Pangool is an open-source implementation of what we call Tuple Map/Reduce based on the Hadoop Java MapReduce API.
Pangool is a Java, low-level MapReduce API. It aims to be a replacement for the Hadoop Java MapReduce API. By implementing an intermediate Tuple-based schema and configuring a Job conveniently, many of the accidental complexities that arise from using the Hadoop Java MapReduce API disappear. Things like secondary sort and reduce-side joins become extremely easy to implement and understand. Pangool's performance is comparable to that of the Hadoop Java MapReduce API. Pangool also augments Hadoop's API by making multiple outputs and inputs first-class and allowing instance-based configuration.
By using Tuples instead of (key, value) pairs, the user is not forced to write their custom data types (e.g. Writables) or use external serialization libraries when working with more than two fields.

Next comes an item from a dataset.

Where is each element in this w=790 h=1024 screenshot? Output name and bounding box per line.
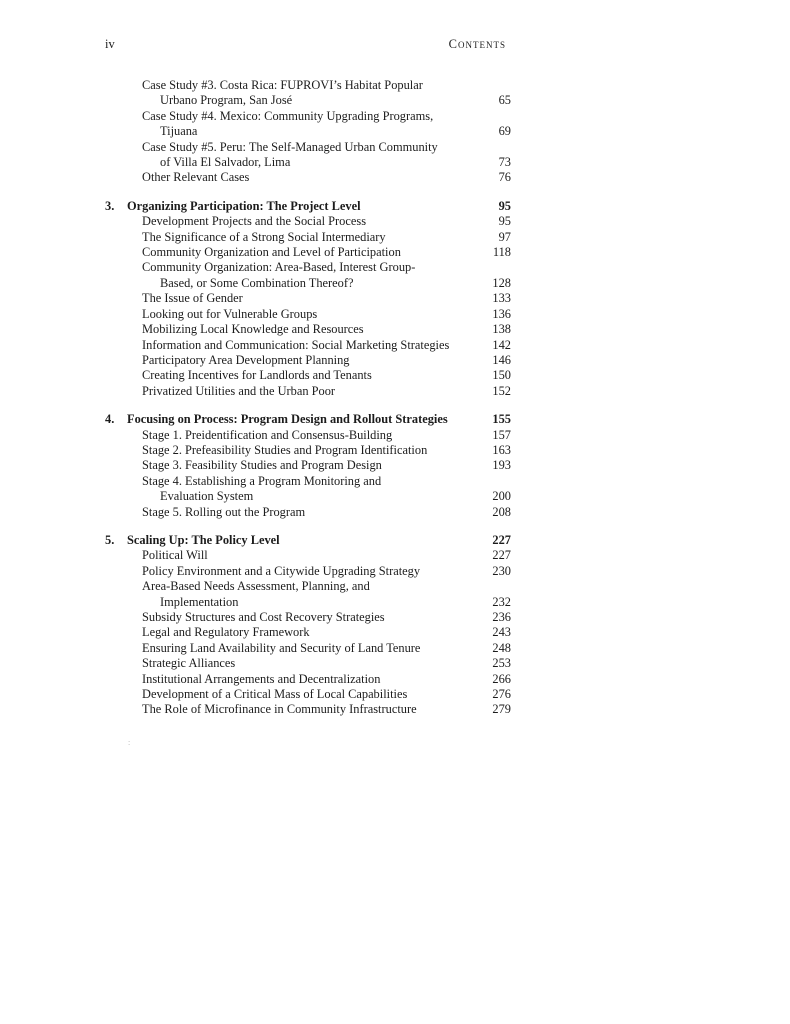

However Pangool’s Tuples may contain arbitrary data types using custom serialization.
In Pangool you can say groupBy(“user”, “country”)
, sortBy(“user”, “country”, “name”)
. Pangool
will use an intelligent and efficient Partitioner, Sort and Group Comparator underneath just like an
advanced user would do with the plain Hadoop MapReduce API.
Doing reduce-side joins with Pangool is as simple as it can get. By using Tuples and configuring your MapReduce jobs properly, you can easily join various datasets and perform arbitrary business logic on them. Again, Pangool will know how to partition, sort and group by underneath in an efficient way.
Mapper, Combiner, Reducers, Input / Output Formats and Comparators can be passed via object instance. Pangool will serialize the instance into the DistributedCache and reinstantiate the object when needed. This way, boilerplate configuration code is no longer needed.
Multiple inputs & outputs in Pangool is part of its standard API.
Tuples may be persisted and used as input to other Jobs by using TupleOutputFormat / TupleInputFormat.
Pangool is an alternative to the Java Hadoop MapReduce API. The same things can be achieved by using one or another. Pangool’s performance is quite close to that of Hadoop’s MapReduce API (see our benchmark with other tools for a reference). Pangool just makes life easier to those that require the efficiency and flexibility of the plain Java Hadoop MapReduce API.